Operation İşkur
There were no more buildings, not really. Only shells. Structures with doors that opened to empty forms. Forms that asked for names. For qualifications. For proof that you were still a person, still worth feeding.
Elias sat in his block—barely wider than his outstretched arms, drifting along the silken deadcurrent of what once was a city. All blocks drifted now. Modular units of self, detached from the past, decoupled from ground or gravity. Each person, a floating speck of isolated intent, surrounded by their own walls.
The screen blinked.
e-Gate: National Portal “Connecting you to Opportunity…”
His fingers hovered above the cracked glass. Not from hesitation—those days were long gone—but because the system stuttered between each frame. As if it didn’t want to load him. As if it knew he had nothing left to offer.
He submitted the form. It hung in a blank stasis. Then came the message:
“An exception was thrown while activating Iskur.Portal.BLL.Istihdam.ApplicantManagement…”
He read it again. And again. As if repetition might change the nature of the void. But the screen remained unchanged—cold, unfeeling, recursive.
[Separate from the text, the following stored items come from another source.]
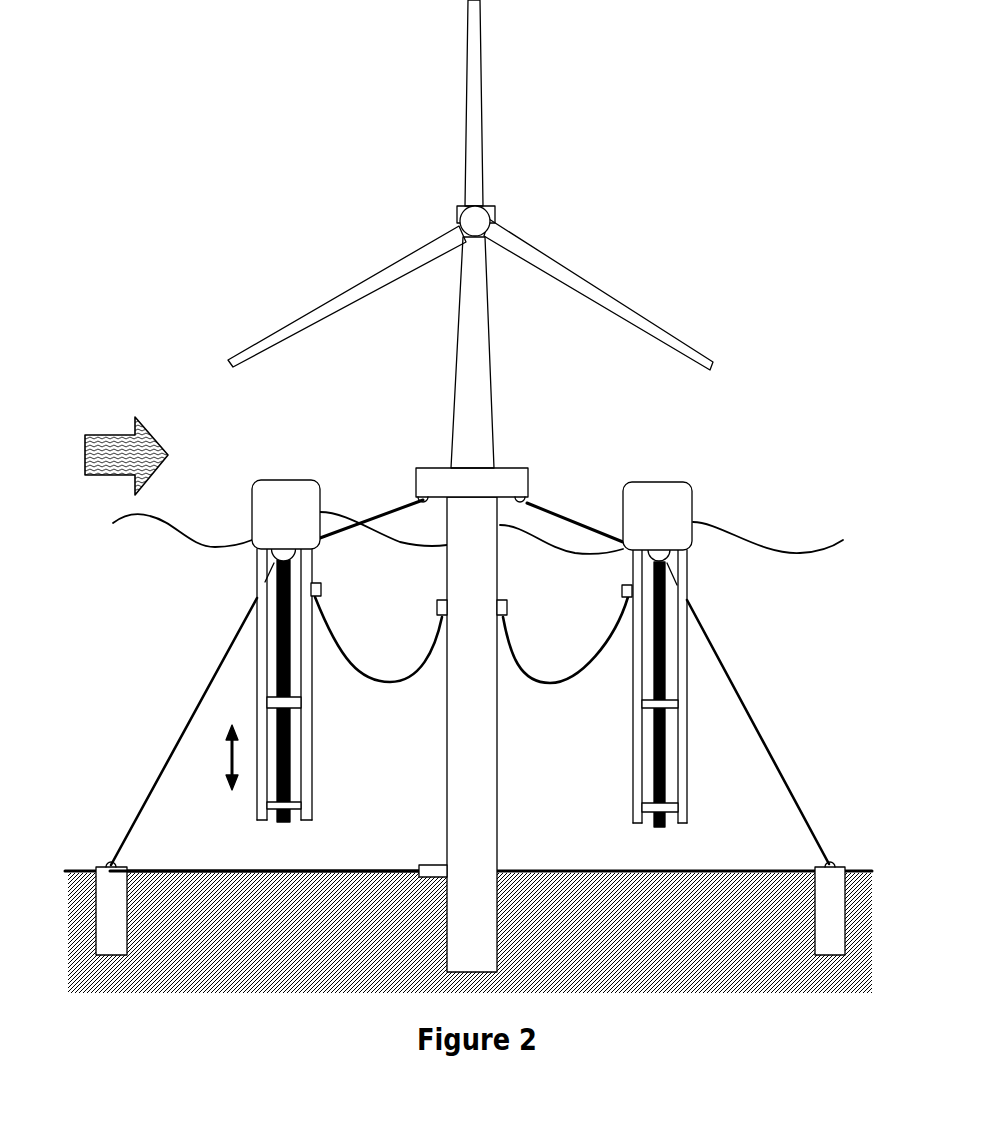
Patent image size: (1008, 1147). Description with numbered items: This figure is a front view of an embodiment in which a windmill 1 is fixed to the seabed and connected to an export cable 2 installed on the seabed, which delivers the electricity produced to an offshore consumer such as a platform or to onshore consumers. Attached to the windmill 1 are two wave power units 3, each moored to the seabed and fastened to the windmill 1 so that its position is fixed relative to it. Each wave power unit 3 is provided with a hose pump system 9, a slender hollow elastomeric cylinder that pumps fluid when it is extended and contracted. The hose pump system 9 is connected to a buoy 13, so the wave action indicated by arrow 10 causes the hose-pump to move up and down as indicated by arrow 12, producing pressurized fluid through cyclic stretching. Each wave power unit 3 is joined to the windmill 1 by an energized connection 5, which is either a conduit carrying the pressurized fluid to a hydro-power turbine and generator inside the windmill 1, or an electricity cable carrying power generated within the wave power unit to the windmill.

The windmill 1 is at (488, 371).
The export cable 2 is at (341, 870).
The wave power unit 3 is at (766, 619).
The energized connection 5 is at (550, 688).
The hose pump system 9 is at (670, 757).
The arrow indicating wave action 10 is at (126, 449).
The arrow indicating hose-pump movement 12 is at (219, 757).
The buoy 13 is at (677, 497).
Then a sound. Not mechanical. Not code. A voice.
Not heard, but implied. Beneath the portal. Beneath the framework of the application. Something ancient, crouching behind user interface and back-end logic. Something that had been called forth each time someone clicked “Apply.” Not to offer jobs. No. It devoured intention. It fed on hope.
He stared at the error message and began to understand. The portal was not broken. It was functional in a way the human mind could no longer parse. It worked perfectly—just not for employment. It sorted the desperate from the docile, the persistent from the fragmented. Each crash, each thrown exception, was a whisper of the system protecting its deeper core.
Outside, in the drifting distance, other blocks blinked in synchrony—tiny, glimmering lights across the firmament. Every flicker was someone else encountering the same exception. The same rejection. The same unspoken message:
You are not selected. You are not processed. You are not real.
He felt his block shudder, subtly, like a gasp. The screen blinked again—this time showing not code, but a symbol. Circular. Vast. A glyph that bent across three dimensions at once. The sigil of the Application, of the thing that lived beneath bureaucracy. That drank from humanity’s attempt to be seen.
And then it spoke—not with words, but error codes:
NullReferenceException: Your identity was never assigned. System.InvalidOperation: You were not meant to persist. StackOverflowError: Your repetition has summoned attention.
His fingers would not move. The application had him now. Not as an employee. Not even as a citizen.
Just as another ghost in the system.